If the state wanted to build it’s way out of the congestion so everyone could drive at the speed limit, what would that look like?
“It’s 451 additional lane miles of highway — estimated cost of $115 billion. And if we built that over 20 years the gas tax to do that would be somewhere between $2.20 and $2.50 a gallon,” Miller said.
But that’s only to fix congestion as it stands today. That price tag doesn’t factor in the reality that we’re continuing to grow at an incredible rate.
“It assumes no growth in population or employment. So if we wanted to solve congestion and do a 20-year program, we probably have to add 30-60 percent to that to address the growth in the demand on the system.”
Even if the state had that kind of money or the political will to build that many new freeway lanes, the cities connected to those freeways would have to keep up to handle all the new demand.

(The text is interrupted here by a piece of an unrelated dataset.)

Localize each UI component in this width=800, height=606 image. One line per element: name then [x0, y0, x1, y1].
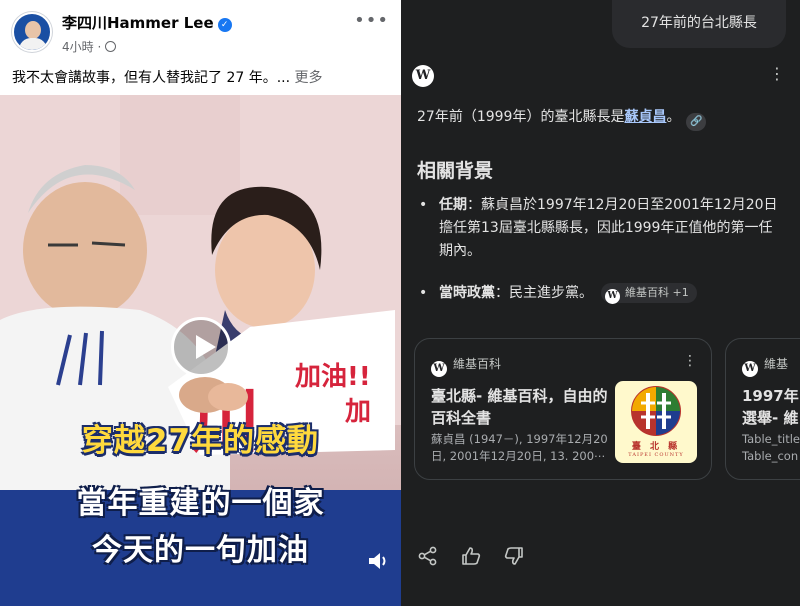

“If I-5 was 18 lanes wide,” Millar said, “once we got you to the off-ramp you’d have to build the city street system to absorb that traffic.”
Imagine 18 lanes of I-5 trying to spill into the existing Mercer Street off-ramps.
If building our way out is not what the state wants or can do, what is the solution? Millar said his agency will work on using our roads more efficiently, adding limited capacity where it can and thinking differently about congestion.
That portion of his presentation was light on details.